The focus on specific drug concentrations (1 µM for tacrolimus and 50 nM for sirolimus) is noted, but it would be beneficial to include a dose-response analysis to validate the observed effects.
Mechanistic Insights:
The study identifies a significant decrease in nitric oxide production and endothelial migration with sirolimus treatment but does not delve deeply into the underlying molecular mechanisms. Including data on potential signaling pathways affected by these drugs would enhance the interpretation of results.
Statistical Robustness:
Some analyses, such as those involving nitric oxide production and LDL uptake, could benefit from a larger sample size to confirm reproducibility and generalizability of the findings.
Comparative Impact of Drugs:
While the results differentiate between the effects of sirolimus and tacrolimus, it would be helpful to compare these findings with additional immunosuppressive agents to contextualize their unique or shared impacts on endothelial function.
Minor comments:
Terminology and Clarity:
The term "iPSC-EC" is used throughout the text but is only expanded once. Ensuring consistent definition in early sections (e.g., Abstract and Introduction) would improve readability.
Figures and Visuals:
Figure 1 and Figure 2 are well-presented but could benefit from clearer annotations. For example, including statistical significance markers (e.g., p-values) directly in the figure panels would aid immediate interpretation.
Textual Improvements:
Certain sections, such as the Discussion, include dense sentences that could be broken down for better readability (e.g., the paragraph discussing dyslipidemia and atherosclerosis mechanisms).
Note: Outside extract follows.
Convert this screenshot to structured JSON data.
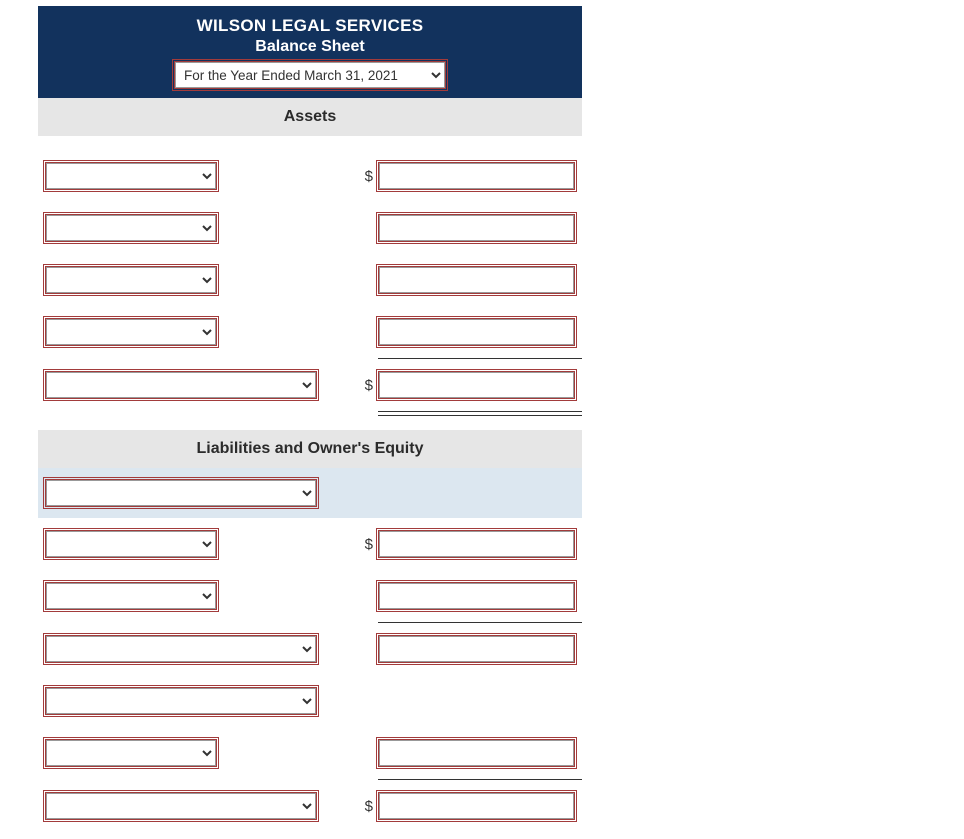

Overall thorough correction of sentence construction and grammatical errors is required.
Comments on reporting :
Data Accessibility:
While the data availability statement indicates access upon reasonable request, making anonymized data publicly available could further promote transparency and reproducibility.
All raw data from ImageJ analysis and Seahorse assays should be included in supplementary materials.
Statistical Reporting:
Detailed reporting on effect sizes alongside p-values would improve the assessment of biological relevance.
Suggestions for future studies
Investigate the effects of these drugs on additional vascular cell types, such as vascular smooth muscle cells or fibroblasts, to develop a more comprehensive understanding of their impact on vascular remodeling.
Extend the study to include in vivo models to corroborate the in vitro findings and bridge the gap to clinical applicability.
Explore molecular targets or signaling pathways (e.g., mTOR or calcineurin pathways) involved in the observed effects to identify potential therapeutic interventions for minimizing vascular side effects.
Conflicts of interest of reviewers : None declared.
Competing interests
The authors declare that they have no competing interests.